Por que os artistas são de esquerda no Brasil?
A comparação é cruel em todos os campos artísticos: teatro, cinema, música ou literatura. Os melhores estão ao lado da esquerda
Da Redação
Publicado em 11 de outubro de 2021 às 13h04.
Última atualização em 11 de outubro de 2021 às 14h42.
Aluizio Falcão Filho
Conforme mais e mais pesquisas mostram que a popularidade do presidente Jair Bolsonaro continua em queda e o ex-presidente Luiz Inácio Lula da Silva parece ter sete vidas políticas para gastar, o PT se consolida como o adversário a ser batido pelos governistas. Neste cenário, começam a pipocar novamente vídeos que atacam o Partido dos Trabalhadores e desancam a esquerda sem dó nem piedade.
Duas coisas chamam atenção nestas peças publicitárias. O primeiro é o tom de revolta utilizado na narrativa: os locutores parecem estar dando uma bronca em quem assiste o vídeo. E os roteiros buscam um didatismo exagerado, daqueles que cansariam até o personagem Forrest Gump, de Tom Hanks.
Os vídeos de direita que achincalham a esquerda têm essa característica: parecem ser feitos para agradar a quem já pensa daquela forma.
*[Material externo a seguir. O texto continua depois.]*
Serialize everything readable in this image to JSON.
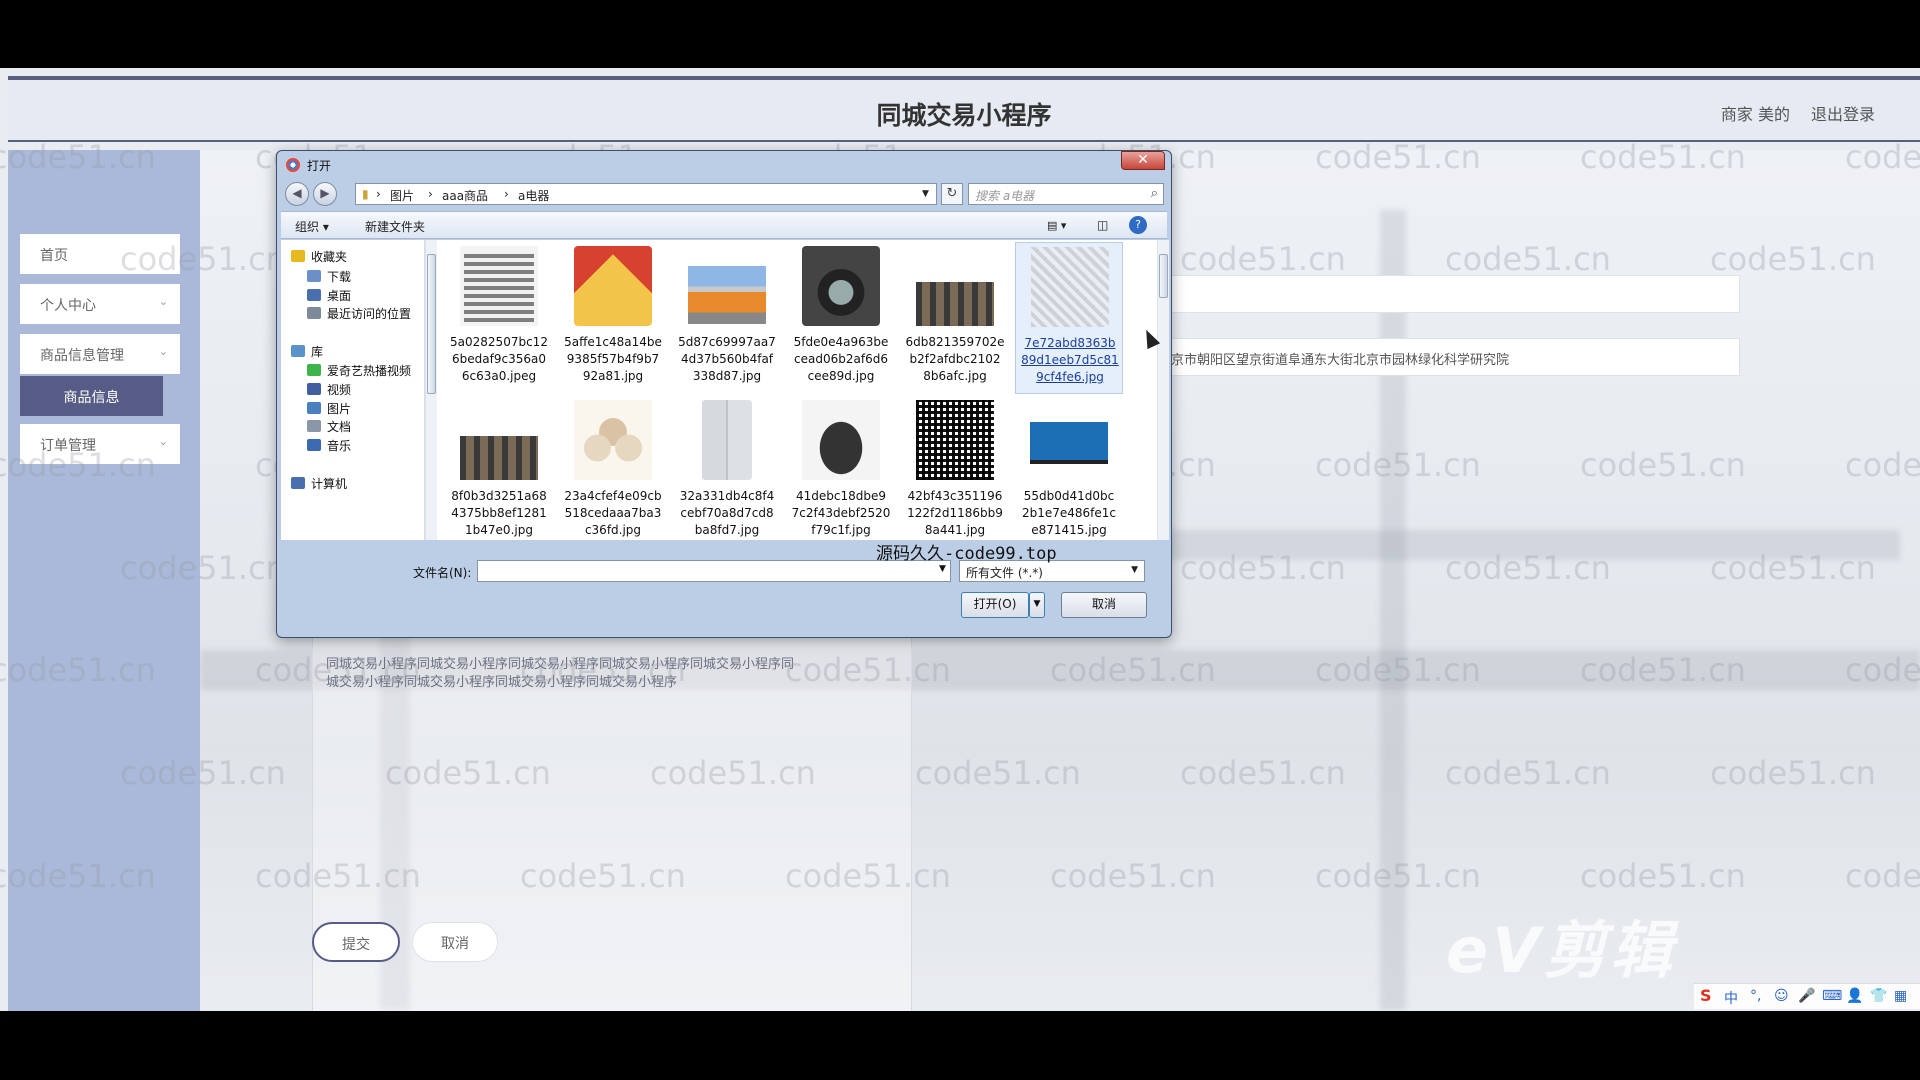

Trata-se de uma fórmula prisioneira da lacração, na qual os roteiristas estão mais preocupados em cutucar os esquerdistas do que ganhar novos adeptos.
Se adotassem uma linguagem mais acolhedora e emocional, esses vídeos poderiam até atrair eleitores que estão em dúvida em relação ao caminho político que podem tomar. Mas o conceito de linguagem emocional que esses produtores têm em mente é geralmente colocar uma trilha sonora parecida com a do seriado Game of Thrones e sapecar imagens da bandeira nacional tremulando.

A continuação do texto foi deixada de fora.